She likewise
requested that in case Dr. Blandford or any other of the bishops
should come to visit her, he would tell them she had become a
member of the Catholic Church; but if they insisted on seeing her
she was satisfied to admit them, providing they would not
distress her by arguments or controversy.
Soon after she had expressed these desires, Bishop Blandford
arrived, and begged permission to see her, hearing which the duke
went into the drawing-room, where his lordship waited, and
delivered the message with which the duchess had charged him.
Thereon the bishop said, "he made no doubt but that she would do
well since she was fully convinced, and had not changed out of
any worldly end." He then went into the room, and having made "a
short Christian exhortation suitable to the condition she was
in," took his departure.
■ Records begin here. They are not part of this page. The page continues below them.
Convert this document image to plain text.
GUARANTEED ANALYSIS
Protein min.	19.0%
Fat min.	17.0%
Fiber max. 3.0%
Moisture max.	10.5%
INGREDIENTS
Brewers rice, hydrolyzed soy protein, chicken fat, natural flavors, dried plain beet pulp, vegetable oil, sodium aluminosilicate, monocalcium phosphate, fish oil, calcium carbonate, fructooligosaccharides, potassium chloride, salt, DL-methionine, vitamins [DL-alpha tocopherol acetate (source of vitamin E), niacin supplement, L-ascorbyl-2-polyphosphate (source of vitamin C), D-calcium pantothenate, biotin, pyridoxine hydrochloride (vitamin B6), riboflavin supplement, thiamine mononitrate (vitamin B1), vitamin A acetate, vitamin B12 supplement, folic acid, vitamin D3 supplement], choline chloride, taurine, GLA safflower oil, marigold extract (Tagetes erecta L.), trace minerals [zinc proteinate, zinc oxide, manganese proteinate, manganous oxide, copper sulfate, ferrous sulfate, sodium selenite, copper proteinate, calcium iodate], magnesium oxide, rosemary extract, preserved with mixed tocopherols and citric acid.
Presently the queen came and sat by the
dying woman, with whom she had borne many wrongs in common; and
later on, the Franciscan friar being admitted, the duchess
"received all the last sacraments of the Catholick Church, and
dyed with great devotion and resignation."
Though no mystery was now made concerning the faith in which she
died, the duke, from motives of prudence, continued to preserve
the secret of his having embraced the same religion. He still
publicly attended service on Sundays with the king, but continued
to absent himself from communion. At last, the Christmastide of
the year 1672 being at hand, his majesty besought Lord Arundel
and Sir Thomas (now Lord) Clifford to persuade the duke to take
the sacrament with him, "and make him sensible of the prejudice
it would do to both of them should he forbear so to do, by giving
the world so much reason to believe he was a catholick.